Tut ein Septum-Piecing stechen sehr weh?

Das Septum-Piercing ist zwar eines der ältesten Piercings überhaupt und wird in vielen verschiedenen Kulturen getragen, wird bei uns aber eher seltener gesehen. Durchstochen wird hier das Bindegewebe unter dem Nasenscheidewandknorpel. Daher kommt das Piercing auch zu seinem Namen, Septum bedeutet nämlich Nasenscheidewand. Ob es nun sehr schmerzhaft ist, sich solch ein Septum-Piercing stechen zu lassen und auf was Du danach unbedingt achten solltest, damit Dein Piercing problemlos und schnell verheilt, kannst Du in den nächsten Abschnitten nach lesen.
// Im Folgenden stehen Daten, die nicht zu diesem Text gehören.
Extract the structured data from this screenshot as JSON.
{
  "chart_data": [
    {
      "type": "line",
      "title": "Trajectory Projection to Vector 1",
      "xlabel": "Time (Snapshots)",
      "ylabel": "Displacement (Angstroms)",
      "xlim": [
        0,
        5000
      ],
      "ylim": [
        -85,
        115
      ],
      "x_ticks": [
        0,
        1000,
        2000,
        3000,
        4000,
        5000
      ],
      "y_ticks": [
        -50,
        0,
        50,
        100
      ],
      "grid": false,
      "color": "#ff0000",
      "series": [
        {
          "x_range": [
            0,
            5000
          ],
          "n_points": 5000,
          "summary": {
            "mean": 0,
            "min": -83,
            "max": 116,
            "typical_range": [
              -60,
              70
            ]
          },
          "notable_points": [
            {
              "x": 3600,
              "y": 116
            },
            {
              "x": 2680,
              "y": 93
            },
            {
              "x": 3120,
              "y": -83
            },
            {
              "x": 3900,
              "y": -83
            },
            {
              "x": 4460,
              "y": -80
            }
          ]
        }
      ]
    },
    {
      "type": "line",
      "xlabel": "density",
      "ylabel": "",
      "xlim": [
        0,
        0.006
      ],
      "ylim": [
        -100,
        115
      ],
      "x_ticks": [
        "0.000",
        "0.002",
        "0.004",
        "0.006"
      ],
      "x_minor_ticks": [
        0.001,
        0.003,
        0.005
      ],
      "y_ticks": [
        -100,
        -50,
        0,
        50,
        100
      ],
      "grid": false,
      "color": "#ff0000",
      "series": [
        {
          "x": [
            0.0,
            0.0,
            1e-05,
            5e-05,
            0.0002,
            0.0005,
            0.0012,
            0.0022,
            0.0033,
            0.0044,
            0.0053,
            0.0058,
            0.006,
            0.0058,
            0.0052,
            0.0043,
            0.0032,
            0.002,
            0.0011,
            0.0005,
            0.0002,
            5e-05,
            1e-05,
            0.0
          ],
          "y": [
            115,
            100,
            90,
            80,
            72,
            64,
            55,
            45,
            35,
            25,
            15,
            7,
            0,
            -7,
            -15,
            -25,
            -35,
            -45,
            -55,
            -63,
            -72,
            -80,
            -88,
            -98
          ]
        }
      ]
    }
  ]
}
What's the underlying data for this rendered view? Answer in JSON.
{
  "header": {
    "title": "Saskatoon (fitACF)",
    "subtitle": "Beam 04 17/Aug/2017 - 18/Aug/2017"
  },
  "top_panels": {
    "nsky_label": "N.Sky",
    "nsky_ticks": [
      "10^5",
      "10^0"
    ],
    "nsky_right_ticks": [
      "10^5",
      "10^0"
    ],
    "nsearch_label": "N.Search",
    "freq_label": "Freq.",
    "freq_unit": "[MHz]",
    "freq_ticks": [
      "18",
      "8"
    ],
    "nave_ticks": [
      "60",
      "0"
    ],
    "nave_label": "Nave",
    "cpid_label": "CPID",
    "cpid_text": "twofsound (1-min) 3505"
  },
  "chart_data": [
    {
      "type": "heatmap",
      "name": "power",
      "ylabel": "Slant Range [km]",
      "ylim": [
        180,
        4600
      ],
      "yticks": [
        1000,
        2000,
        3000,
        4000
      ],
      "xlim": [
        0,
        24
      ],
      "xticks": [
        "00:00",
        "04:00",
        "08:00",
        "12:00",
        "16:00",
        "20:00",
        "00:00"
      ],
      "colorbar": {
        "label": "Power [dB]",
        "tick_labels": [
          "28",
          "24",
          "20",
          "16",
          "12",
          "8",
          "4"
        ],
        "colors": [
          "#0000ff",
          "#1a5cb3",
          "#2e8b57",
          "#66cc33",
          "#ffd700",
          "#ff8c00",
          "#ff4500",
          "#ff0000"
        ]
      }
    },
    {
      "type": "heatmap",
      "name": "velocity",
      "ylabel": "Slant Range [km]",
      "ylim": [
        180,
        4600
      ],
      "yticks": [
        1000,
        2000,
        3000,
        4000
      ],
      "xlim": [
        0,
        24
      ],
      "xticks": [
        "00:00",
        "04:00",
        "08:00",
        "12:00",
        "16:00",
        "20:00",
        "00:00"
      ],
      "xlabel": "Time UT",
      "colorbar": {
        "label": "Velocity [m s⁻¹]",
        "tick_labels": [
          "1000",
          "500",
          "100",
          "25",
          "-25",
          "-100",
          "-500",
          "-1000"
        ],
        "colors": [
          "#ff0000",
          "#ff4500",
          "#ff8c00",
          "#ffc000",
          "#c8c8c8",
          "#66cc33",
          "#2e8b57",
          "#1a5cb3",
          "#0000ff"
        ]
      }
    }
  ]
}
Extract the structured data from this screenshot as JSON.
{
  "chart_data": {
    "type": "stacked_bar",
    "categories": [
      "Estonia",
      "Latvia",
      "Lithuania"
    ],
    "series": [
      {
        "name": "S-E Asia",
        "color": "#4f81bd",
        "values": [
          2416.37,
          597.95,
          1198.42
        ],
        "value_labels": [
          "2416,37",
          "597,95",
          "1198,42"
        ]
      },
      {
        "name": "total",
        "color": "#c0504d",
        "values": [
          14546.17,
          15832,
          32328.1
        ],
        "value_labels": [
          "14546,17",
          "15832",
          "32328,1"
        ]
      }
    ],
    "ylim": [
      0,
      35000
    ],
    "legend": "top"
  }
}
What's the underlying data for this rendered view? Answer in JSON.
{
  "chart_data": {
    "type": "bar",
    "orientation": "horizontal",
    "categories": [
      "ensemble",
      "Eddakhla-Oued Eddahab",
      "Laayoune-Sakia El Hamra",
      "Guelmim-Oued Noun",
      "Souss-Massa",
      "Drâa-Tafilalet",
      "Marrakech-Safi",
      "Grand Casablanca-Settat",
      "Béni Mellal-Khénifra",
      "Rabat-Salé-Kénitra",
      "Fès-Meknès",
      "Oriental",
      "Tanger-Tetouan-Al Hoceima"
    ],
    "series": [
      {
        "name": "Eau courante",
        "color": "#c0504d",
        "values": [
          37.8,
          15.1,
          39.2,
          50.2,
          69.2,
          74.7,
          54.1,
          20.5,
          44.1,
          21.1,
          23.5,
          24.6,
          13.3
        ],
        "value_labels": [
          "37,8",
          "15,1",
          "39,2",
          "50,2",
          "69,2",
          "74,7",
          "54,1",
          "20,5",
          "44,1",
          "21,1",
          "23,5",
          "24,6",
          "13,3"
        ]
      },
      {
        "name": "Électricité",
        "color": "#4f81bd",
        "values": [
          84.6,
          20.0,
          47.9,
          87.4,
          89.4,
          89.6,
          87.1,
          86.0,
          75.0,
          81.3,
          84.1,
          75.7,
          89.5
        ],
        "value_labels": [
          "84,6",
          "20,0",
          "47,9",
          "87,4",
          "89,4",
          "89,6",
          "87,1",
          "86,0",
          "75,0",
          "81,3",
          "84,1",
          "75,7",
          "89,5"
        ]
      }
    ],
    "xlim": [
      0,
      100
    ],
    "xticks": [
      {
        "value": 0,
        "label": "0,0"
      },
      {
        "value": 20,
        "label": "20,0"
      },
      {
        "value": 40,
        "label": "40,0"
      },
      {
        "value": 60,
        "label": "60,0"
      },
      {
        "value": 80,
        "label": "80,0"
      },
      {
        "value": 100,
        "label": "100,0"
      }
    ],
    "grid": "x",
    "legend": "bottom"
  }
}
Bevor solch ein Septum-Piercing gestochen wird, solltest Du Deine Nasenscheidewand zuerst einmal genauer untersuchen lassen. Da diese Stelle in der Nase bei den meisten Menschen Unebenheiten aufweist, sollte eine spezielle Septum-Klemmzange beim Stechen des Piercingsbenutzt werden, um sicher zu gehen, dass das Piercing gerade gestochen wird. Nun solltest Du Dich unbedingt schlau machen und nach einem erfahrenen und sympathischen Piercer suchen, denn das richtige Piercingstudio ist das A und O, gerade wenn Du etwas ängstlich bist und Du dringend Vertrauen aufbauen musst. Je nachdem wie professionell Dein Piercer letztendlich ist, kann er Dein Piercing durch ein sehr dünnes Häutchen in der Nasenscheidewand stechen, wodurch Du kaum Schmerzen haben wirst. Wird allerdings durch den Knorpel gestochen, kann solch ein Septum-Piercing sehr schmerzhaft sein.

Dies liegt dann aber nicht am Septum-Piercing, sondern an der Unwissenheit Deines Piercers. Pflegst Du Dein Septum-Piercing richtig, ist es in spätestens zwei bis drei Monaten verheilt. Gerade wenn Du erkältet bist und Schnupfen hast, sollte die Hygiene des Piercings noch gründlicher und vorbildlicher sein. Am besten ist es, wenn Du zweimal täglich die Einstichstellen Deines Piercings reinigst. Perfekt ist es, hierfür ein Antiseptikum aufzusprühen und das Septum-Piercing vorsichtig zu bewegen, sodass das Antiseptikum in den Stichkanal gelangt. Vorher sollten, falls vorhanden, alle Krusten um das Septum-Piercing entfernt werden. Besonders wichtig ist, dass Du das Septum-Piercing in der ersten Zeit ausschließlich mit frisch gewaschenen Händen anfasst. In der Heilungszeit sollte der Schmuck erst einmal nicht gewechselt werden, da es zu schlimmen Entzündungen kommen kann und der Heilungsprozess dadurch extrem in die Länge gezogen werden kann.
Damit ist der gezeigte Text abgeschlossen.